En Mapire, un pueblo (un re-pueblo como yo le decía) a dos horas al sur de Pariaguán a las orilla del rio Orinoco, “La luz” no había llegado (pero si la Pepsi cola y la cerveza Polar que había por todas partes). Había una planta eléctrica que se prendía en la mañana para el pueblo y para el servicio. Las vacas caminaban por las calles, las neveras funcionaban con bombonas de gas (yo siempre pensé que el gas era para hacer fuego, no para hacer frio), la cerveza se consumía de desayuno, almuerzo y cena, y había un restaurante de pescado (bueno…restaurante es un eufemismo…digamos que había una fritanga) a la orilla del río cuyo chef master seguro había sido entrenado en Nueva York, porque el restaurante sólo estaba abierto en el verano, al estilo de los más grandes restaurantes gourmet. En el invierno, cuando el nivel del agua subía, el restaurante desaparecía sumergido en el Orinoco, para reaparecer la siguiente temporada. Allí en Mapire adopté a un perro callejero, a quien bauticé “Pachi” y a quien lógicamente no me podía traer de vuelta a Caracas cuando terminó la pasantía. Les juro que el perro al intuir mi partida para siempre cuando me monté en mi carro, corrió detrás de él hasta alcanzarlo y montarse en el techo, para no dejarme ir. Nunca me olvidaré la imagen por el espejo retrovisor. Y después dicen que García Márquez inventó el realismo mágico. Sin duda que el realismo mágico fue inventado en Mapire. Soy testigo.



Manuel, Andreina y yo nos prometimos en Pariaguán ir alguna vez juntos a un concierto de Sabina. Estuve cerca varias veces, la última vez en España, en su gira con Serrat, en un concierto en Pamplona mientras yo estaba en Barcelona de vacaciones, pero siempre algo impedía que yo fuera a un concierto de Sabina.
Finalmente el 15 de mayo del 2010, el sueño se hizo realidad.

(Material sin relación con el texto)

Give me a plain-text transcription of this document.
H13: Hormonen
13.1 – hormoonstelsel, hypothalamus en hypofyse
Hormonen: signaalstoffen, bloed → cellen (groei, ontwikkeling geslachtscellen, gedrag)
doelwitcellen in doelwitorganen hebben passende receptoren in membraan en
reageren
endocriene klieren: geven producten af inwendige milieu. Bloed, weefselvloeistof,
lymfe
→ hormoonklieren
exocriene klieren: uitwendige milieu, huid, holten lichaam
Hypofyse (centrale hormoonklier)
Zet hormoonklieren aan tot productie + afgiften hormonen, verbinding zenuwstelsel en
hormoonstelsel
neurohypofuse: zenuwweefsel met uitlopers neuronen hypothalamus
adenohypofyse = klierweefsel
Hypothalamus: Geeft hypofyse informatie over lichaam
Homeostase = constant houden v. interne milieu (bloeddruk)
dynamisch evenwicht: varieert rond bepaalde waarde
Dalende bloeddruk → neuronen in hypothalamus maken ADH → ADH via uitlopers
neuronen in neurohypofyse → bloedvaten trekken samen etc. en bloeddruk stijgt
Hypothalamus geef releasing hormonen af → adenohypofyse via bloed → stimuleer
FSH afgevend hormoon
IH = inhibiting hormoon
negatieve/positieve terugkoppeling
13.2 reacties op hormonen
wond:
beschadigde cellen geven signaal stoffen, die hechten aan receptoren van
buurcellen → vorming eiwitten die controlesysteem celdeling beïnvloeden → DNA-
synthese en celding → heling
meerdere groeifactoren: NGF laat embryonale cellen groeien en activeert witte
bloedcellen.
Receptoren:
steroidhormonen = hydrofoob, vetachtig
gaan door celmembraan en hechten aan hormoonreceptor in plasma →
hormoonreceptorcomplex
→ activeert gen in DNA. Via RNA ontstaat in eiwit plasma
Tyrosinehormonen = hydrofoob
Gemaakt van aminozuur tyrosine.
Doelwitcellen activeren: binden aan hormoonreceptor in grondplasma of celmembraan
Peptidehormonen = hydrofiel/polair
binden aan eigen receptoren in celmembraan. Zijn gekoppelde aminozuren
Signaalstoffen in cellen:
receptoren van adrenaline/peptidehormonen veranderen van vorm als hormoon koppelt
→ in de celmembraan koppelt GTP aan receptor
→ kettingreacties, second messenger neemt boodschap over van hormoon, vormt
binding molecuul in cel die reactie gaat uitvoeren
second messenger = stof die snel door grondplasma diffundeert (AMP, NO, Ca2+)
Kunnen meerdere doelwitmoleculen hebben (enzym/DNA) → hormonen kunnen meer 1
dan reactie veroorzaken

Volamos desde lugares muy distantes y nos encontramos por un fin de semana en San Juán de Puerto Rico donde Joaquín estaría con su gira Vinagre y Rosas.
Pancho Varona (la mano derecha de Sabina que mencioné antes, autor de la música de muchas de sus canciones y guitarrista en los conciertos), a golpe de tecla gracias a Facebook, después de oír parte de nuestra historia nos invitó cariñosamente a la prueba de sonido antes del concierto, a la que unos guardias mequetrefes no nos dejaron entrar. Pero si nos vimos minutos antes de que empezara el concierto y compartimos un par de horas después tomándonos una cerveza.
Pancho nos trajo un pequeño obsequio de parte de Joaquín, un platito con un dibujo y una dedicatoria que dice: “
Para Ricardo y Andreina, desde lejos, Sabina”
Lo que él no sospechaba es que la suerte estaba echada hacía veinte años cuando él escribía la letra de “A la orilla de la chimenea”, Pancho Varona y García de Diego le ponían la música y el trueque definitorio de mi vida ocurría en un aula de la Facultad de Odontología de la Universidad Central de Venezuela.